At one point, Iori comments that she admires Taichi for his stability. No matter what personality she chooses to put forth at any given moment, Taichi will always be the same friend to her. This got me thinking about anime archetypes. Aren’t the male leads in every anime usually the same? Are they usually similar to a character like Taichi? But does the main female love interest change roles as often as Iori’s character might suggest? Sometimes, you get a tsunderekko. Other times, you might get the girl-next-door type. After decades and decades of anime, however, we’ve run the entire gamut. We don’t feel as though heroines really change all that much. And on the flip side, is there really anything comforting about the male leads being so stable? Isn’t stability just another word for really-fucking-boring?

And just when Iori praises Taichi for his “stability,” he goes and confesses his love for her. He’s likely too boring to be fucking with her, but whatever happened to not wanting to mess up what they already have? Is this a big change on Taichi’s part? Did he not just do something different just because Iori made everyone think she was about to do something drastic?

Before we can really address the subtleties of Taichi’s character, which is actually sort of remarkable in a way, the Heartseed assumes control of Iori’s body and tosses it off the bridge the two friends were standing on. A love confession that would’ve changed the dynamics of the series is temporarily put on arrested development. Instead, we raise another issue that, while interesting at first glance, isn’t all that troubling when you really think about it.

To contextualize everything, Iori’s body is going to die as a result of her “suicide.” The Heartseed tells her four friends that one of them can nevertheless choose to swap places with Iori and thus save her soul, so to speak. Naturally, Taichi volunteers immediately. When confronted by Inaba, he reveals that he can’t bear to see others in pain. In other words, he’s selfless for his own sake. He claims to only do good deeds to make himself feel good. Is he then ultimately selfish?

Like I’ve said, this does seem like an interesting twist on the bland male leads plaguing nearly every anime series. Are these do-no-wrong, morally upright protagonists actually insane at some core level? But this is just like the confidence thing I had mentioned earlier in this post. Whether or not you do good deeds for the sake of the morally right, does it really matter all that much? Kant would say no, but he’s also an old fogey bastard. If I could get every multi-billion dollar corporation in the world right now to donate just ten percent of their proceeds to charity, who cares if these corporations aren’t acting out of the noblest gesture?

On a deeper level, we run into this cynical assumption of human motives because we conflate “satisfying our own desires” with “acting selfishly.” Just because I feel better as a result of helping you, it doesn’t follow that I am acting selfishly. It’s just a side effect that I ultimately find pleasurable. The second problem is thinking that this pleasurable side effect from doing good deeds is what I’ve been after all along. Let’s just use the anime’s example.

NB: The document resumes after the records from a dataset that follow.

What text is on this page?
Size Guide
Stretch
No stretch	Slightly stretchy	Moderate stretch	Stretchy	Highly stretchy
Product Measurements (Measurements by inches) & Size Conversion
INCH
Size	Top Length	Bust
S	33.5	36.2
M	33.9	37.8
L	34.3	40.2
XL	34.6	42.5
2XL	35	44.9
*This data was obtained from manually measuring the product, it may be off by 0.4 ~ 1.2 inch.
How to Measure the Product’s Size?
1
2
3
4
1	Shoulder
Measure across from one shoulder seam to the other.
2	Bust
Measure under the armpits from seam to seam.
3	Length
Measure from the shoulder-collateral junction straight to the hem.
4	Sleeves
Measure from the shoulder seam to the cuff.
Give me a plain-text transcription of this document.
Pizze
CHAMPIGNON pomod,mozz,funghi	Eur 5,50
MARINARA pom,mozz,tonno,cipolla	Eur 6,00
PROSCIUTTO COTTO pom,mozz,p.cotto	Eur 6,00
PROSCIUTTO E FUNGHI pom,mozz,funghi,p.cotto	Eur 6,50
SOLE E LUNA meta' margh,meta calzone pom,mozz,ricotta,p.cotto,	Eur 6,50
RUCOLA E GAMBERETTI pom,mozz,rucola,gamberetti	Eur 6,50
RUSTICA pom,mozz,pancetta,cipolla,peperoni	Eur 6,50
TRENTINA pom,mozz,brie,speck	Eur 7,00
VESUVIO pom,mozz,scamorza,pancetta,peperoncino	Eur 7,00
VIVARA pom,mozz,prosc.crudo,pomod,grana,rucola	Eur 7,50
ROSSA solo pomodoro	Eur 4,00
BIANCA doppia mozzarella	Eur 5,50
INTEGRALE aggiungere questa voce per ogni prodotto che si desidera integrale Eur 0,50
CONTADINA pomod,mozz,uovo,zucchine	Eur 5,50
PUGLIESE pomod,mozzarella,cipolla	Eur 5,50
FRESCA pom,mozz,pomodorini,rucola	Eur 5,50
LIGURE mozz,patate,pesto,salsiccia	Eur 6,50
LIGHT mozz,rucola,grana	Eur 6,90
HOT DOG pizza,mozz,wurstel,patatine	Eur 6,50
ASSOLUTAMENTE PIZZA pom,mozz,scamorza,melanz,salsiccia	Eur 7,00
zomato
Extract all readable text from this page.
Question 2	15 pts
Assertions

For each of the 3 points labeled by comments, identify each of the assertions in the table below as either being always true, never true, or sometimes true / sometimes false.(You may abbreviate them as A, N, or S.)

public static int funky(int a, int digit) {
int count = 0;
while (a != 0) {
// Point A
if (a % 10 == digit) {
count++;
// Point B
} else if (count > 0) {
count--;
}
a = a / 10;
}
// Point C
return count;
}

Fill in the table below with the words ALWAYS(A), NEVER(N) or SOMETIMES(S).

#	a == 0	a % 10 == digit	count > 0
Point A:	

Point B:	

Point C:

Taichi has just been informed that Iori’s personality will die with her body if no one switches bodies with her. He also gets this horrible feeling and he wants to get rid of it. He realizes that he can get rid of this horrible feeling if he switches bodies with Iori. As a result, his good deed is truly selfish. Swapping bodies with Iori was simply a means to an end, which was to make himself feel better. But is this what’s truly happening?

Taichi: “I don’t want to see anyone else suffer! It hurts me more than I can imagine when I think about the pain they must feel! I can’t stand it! I’d rather suffer in their place! Right, I’m not doing this for anyone else. I’m a selfish freak for my own good.”

The problem here is that Taichi’s wrong. Yes, he helps others and it makes him feel better, but the only reason he feels bad in the first place is because others are in pain. He can identify how to help others because, ultimately, his aim is to help others. Taichi have simply made a common mistake: what we hope to accomplish is not the same as the pleasure we get as a result of accomplishing what we originally set out to do. Taichi doesn’t like to see his friends suffer. He thus solves their problems and feels good as a result. This is not being selfish. Rather, it’s just being a good person. A selfish person, on the other hand, feels bad, then guesses at what he or she must do to get rid of that feeling. This is a far cry from what Taichi is trying to do. As much as I like to dump on bland male leads like Taichi, he’s not a selfish person.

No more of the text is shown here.